Solution Approach 2:
The assessment guidelines are dynamic and adapt to each client's unique characteristics. The system adjusts the assessment criteria, weightings, and recommendations based on real-time analysis of client data, allowing the guidelines to evolve and customize themselves for each assessment rather than remaining static and generic.
3Measurement precision
If detailed client-specific data collection is performed to improve assessment accuracy, then tailored recommendations can be provided, but the complexity of the assessment system increases
Solution Approach 1:
The patent segments the assessment system into distinct modular components: data collection modules that gather specific client information, processing modules that analyze the data through machine learning models, and output modules that generate recommendations. This segmentation allows the system to handle detailed client-specific data efficiently without overwhelming complexity, as each module performs a specific function independently.
Solution Approach 2:
The system introduces intermediary machine learning models that act as mediators between raw client data and assessment conclusions.
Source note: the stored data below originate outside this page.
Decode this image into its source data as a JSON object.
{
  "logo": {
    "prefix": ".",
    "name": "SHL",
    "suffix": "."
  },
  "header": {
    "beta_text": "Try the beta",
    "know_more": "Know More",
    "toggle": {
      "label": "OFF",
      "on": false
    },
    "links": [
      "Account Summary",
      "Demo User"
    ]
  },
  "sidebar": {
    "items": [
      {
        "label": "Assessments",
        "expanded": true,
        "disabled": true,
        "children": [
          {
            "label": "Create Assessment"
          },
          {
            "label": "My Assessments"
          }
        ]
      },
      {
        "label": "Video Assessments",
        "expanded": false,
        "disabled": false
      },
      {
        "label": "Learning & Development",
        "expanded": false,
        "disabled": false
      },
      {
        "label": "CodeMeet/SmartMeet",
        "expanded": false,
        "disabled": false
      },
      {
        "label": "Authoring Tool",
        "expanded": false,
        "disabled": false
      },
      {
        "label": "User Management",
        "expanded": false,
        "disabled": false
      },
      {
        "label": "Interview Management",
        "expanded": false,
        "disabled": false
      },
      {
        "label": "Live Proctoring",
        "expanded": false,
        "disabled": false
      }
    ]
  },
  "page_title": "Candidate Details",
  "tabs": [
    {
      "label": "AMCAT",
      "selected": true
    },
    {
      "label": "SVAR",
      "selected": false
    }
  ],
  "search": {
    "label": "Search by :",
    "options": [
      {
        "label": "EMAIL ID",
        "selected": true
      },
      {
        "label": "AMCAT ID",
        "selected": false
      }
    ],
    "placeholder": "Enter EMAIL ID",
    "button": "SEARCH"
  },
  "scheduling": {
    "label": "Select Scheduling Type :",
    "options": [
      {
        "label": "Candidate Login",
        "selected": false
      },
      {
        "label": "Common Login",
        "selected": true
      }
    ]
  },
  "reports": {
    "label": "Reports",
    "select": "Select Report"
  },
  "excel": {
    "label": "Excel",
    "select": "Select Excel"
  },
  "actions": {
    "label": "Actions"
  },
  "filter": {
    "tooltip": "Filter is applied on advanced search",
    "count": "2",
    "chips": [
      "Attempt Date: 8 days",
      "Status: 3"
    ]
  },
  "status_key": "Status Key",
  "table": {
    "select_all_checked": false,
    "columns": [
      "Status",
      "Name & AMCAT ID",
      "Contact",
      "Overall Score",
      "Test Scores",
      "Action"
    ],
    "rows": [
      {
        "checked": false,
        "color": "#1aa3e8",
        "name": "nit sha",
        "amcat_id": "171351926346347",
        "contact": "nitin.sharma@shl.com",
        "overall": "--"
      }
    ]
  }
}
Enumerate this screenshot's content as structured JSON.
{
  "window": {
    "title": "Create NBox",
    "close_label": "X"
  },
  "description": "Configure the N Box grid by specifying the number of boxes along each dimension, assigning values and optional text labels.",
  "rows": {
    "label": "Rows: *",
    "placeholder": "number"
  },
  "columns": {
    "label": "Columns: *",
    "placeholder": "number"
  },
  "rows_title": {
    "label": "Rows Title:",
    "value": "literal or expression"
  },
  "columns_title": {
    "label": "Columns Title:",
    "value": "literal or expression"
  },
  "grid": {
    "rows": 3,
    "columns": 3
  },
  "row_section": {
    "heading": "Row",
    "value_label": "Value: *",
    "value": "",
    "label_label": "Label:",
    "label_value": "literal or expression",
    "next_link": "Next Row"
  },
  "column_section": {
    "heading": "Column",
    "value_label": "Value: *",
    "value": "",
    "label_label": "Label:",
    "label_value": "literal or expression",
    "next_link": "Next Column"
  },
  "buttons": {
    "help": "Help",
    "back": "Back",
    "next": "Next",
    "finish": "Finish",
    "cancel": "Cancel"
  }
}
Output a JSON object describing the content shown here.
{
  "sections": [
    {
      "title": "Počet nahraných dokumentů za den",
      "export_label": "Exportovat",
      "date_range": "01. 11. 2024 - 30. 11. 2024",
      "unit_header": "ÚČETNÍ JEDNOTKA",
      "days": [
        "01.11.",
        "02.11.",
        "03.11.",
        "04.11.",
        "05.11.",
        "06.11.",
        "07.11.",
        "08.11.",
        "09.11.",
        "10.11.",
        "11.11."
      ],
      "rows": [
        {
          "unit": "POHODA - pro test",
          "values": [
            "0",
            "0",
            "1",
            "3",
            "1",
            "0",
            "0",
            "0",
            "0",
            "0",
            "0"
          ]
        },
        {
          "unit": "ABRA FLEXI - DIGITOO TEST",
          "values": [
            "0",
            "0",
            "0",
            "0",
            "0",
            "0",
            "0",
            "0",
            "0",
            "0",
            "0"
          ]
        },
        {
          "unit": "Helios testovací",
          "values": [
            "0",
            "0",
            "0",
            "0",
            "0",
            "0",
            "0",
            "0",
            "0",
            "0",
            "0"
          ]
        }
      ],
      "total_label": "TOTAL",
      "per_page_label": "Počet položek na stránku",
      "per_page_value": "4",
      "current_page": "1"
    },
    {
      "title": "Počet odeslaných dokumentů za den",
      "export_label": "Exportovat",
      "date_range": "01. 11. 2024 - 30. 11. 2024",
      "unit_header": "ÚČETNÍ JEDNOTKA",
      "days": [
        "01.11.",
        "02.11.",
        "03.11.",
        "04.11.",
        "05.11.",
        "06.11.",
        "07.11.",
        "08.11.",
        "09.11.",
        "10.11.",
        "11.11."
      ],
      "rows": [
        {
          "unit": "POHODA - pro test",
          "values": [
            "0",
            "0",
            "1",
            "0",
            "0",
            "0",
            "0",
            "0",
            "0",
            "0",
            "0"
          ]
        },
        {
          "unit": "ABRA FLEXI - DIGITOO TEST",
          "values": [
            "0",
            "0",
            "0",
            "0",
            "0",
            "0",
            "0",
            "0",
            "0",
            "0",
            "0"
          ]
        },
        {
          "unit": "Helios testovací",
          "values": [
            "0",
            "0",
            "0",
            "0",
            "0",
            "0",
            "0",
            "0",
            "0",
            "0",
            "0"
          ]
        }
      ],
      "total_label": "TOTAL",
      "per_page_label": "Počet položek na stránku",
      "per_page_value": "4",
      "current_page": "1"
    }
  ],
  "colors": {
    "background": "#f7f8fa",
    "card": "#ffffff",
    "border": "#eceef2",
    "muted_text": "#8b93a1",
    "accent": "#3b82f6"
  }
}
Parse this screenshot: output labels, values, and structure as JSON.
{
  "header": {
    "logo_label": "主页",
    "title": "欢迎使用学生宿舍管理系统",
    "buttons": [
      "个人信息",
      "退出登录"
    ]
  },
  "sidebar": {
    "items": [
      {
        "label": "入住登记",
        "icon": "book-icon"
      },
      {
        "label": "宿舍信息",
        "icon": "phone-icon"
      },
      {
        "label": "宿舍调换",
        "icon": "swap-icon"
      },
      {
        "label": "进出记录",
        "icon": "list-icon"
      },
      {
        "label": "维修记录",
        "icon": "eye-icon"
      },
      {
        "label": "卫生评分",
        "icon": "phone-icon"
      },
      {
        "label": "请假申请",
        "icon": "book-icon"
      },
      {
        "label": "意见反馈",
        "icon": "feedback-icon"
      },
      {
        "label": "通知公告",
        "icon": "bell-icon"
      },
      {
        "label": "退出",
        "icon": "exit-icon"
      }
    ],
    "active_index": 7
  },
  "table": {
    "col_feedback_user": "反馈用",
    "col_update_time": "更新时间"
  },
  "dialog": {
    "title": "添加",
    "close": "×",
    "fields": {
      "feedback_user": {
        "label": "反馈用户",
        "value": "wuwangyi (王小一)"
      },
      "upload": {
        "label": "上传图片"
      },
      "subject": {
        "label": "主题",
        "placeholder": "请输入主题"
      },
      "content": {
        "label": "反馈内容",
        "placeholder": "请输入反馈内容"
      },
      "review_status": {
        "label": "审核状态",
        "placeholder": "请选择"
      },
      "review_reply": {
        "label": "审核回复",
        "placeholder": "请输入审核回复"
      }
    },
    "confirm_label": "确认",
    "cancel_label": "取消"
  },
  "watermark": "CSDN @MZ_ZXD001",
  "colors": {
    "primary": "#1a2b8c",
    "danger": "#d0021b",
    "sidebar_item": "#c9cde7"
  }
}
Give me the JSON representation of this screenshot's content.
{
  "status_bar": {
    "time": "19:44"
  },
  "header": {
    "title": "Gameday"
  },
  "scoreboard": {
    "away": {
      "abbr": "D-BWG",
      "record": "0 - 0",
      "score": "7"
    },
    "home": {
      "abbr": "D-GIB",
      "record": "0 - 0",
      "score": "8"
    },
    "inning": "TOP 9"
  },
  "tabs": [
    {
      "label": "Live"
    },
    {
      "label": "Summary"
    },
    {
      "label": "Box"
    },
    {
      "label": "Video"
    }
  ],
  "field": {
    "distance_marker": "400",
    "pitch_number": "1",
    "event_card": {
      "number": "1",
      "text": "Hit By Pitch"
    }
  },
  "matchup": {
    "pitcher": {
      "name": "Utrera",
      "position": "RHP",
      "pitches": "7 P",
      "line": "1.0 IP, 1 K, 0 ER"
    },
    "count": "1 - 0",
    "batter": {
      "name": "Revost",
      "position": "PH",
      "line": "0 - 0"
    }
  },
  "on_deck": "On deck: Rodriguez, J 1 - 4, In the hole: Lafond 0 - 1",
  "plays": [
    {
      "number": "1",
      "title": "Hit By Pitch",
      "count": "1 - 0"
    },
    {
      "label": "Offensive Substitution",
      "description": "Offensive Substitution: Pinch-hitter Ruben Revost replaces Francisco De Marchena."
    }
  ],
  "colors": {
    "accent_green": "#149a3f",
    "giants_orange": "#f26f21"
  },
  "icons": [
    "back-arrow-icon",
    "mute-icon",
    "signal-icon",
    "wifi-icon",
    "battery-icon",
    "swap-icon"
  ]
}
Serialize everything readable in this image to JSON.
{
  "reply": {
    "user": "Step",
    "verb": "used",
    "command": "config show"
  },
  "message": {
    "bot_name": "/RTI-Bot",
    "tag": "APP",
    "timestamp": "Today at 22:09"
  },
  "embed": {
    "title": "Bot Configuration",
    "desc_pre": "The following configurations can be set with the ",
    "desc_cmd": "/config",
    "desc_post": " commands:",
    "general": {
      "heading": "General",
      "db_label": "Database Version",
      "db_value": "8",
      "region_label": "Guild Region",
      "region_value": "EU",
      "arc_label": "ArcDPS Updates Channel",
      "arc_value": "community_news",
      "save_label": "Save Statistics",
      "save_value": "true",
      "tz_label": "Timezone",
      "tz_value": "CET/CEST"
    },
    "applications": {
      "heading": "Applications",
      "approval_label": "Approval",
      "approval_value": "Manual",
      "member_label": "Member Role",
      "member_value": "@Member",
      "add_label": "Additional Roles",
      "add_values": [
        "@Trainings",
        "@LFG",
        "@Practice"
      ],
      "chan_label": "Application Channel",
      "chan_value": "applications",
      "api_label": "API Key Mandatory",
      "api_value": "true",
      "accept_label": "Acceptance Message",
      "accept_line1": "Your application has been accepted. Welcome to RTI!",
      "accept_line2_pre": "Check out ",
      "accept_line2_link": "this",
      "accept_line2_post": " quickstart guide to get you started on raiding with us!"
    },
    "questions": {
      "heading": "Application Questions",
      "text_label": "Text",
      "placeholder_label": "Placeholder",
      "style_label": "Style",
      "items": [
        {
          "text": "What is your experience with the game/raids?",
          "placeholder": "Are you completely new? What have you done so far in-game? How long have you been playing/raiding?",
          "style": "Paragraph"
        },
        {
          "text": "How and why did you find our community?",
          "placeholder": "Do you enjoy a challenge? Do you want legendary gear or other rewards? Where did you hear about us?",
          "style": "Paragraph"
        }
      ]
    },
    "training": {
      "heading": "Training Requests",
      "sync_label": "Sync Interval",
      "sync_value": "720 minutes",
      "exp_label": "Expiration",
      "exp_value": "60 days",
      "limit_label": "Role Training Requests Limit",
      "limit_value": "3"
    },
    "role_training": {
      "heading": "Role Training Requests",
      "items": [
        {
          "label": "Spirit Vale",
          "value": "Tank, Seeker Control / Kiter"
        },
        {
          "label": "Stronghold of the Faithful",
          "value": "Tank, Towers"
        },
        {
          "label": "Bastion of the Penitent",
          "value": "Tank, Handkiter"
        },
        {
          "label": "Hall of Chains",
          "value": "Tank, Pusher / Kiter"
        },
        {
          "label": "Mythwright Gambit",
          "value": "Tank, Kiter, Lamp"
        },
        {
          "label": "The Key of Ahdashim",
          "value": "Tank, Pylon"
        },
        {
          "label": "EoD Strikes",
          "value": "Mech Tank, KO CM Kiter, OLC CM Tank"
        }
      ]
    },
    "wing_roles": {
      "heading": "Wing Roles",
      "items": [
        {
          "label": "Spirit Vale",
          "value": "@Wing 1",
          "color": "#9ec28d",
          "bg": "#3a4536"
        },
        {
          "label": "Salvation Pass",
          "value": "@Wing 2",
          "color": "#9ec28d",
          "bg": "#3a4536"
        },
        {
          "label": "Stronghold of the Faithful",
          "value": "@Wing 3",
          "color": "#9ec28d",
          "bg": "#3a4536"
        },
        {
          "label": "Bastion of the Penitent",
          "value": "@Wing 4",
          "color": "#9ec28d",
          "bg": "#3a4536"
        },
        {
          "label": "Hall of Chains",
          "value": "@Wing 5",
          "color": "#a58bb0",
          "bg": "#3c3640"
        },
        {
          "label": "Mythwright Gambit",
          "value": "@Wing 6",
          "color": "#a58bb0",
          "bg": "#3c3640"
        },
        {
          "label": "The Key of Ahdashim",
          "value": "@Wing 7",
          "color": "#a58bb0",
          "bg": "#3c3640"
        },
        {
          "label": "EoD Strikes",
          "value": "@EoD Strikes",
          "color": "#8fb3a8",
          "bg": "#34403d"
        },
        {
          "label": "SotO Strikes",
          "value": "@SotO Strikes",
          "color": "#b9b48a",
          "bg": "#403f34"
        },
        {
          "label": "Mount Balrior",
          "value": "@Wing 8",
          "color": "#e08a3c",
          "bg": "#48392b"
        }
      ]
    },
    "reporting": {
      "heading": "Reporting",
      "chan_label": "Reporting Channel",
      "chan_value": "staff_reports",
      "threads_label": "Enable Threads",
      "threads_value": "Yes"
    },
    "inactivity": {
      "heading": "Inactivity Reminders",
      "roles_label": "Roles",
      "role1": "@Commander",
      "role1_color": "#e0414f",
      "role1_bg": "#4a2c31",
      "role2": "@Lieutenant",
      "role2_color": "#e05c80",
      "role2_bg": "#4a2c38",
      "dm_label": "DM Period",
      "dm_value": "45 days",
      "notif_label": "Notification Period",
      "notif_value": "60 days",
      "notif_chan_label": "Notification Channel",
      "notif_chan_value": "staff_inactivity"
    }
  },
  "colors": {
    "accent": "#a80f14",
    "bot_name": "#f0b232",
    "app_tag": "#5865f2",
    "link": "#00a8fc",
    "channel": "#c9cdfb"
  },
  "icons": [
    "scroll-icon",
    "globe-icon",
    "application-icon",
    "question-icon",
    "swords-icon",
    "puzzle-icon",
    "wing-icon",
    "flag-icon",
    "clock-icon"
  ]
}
These models process and interpret detailed client-specific data, transforming complex information into structured insights that drive accurate assessments and recommendations, thereby managing system complexity through intelligent intermediation.
Data Source
AI summary
A computer-implemented method includes: generating, by a computing device, a set of customized guidelines using at least user data and a current set of known guidelines; improving, by the computing device, the set of customized guidelines using a refined customer profile including user data of a current client; providing, by the computing device, a maturity assessment of the current client using the improved set of customized guidelines and known maturity assessments; and providing a recommendation to the current client based on the improved set of customized guidelines and maturity assessment.